La femme sur cette photo est en fait la mère d’Adam, qui a fait une fugue à 15 ans pour rejoindre un cirque. (Elle était aussi la star de la couverture de l’EP Mothership). Le titre « Lil Sis » est également inspiré de sa famille, plus précisément du moment où il a découvert que ses frères aînés et lui n’avaient pas le même père, pour découvrir ensuite qu’il avait d’autres demi-frères et sœurs. Sa demi-sœur a chanté les chœurs sur plusieurs titres de Chelou. En revanche la voix féminine sur « It’s Not Easy » n’est pas sa demi-sœur mais la chanteuse et compositrice Grace Lightman, dont les paroles I can’t save it for myself / I just don’t know how to feel / When I’m searching for myself / It’s a disappearing actressemblent à la voix intérieure de Chelou.

 

« Si je devais donner un thème à l’album, alors il viendrait de la frustration et du manque de confiance en ce qu’on fait. Comment puis-je être musicien quand je bosse derrière un bar 40 heures par semaine, ou que je creuse des trous ? Je me suis rendu compte, seulement après avoir fini l’album, que plusieurs des chansons contenaient des mots et des concepts similaires, comme rentrer chez soi, tourner la page sur une période et chercher à récupérer une certaine sérénité.
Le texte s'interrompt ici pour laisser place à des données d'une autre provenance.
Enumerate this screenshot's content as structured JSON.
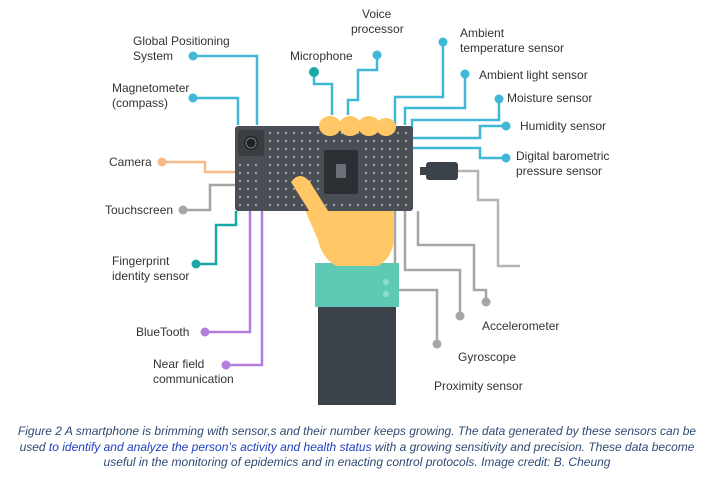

J’écris sur un moment et un endroit plutôt que sur des sujets, mais j’utilise toujours un point de vue émotionnel, afin que chacun puisse trouver à s’identifier. »

 

Chelou n’est plus « out of sight », il est serein et dans le moment présent, avec un album qui mérite amplement toute l’attente qu’il a suscitée.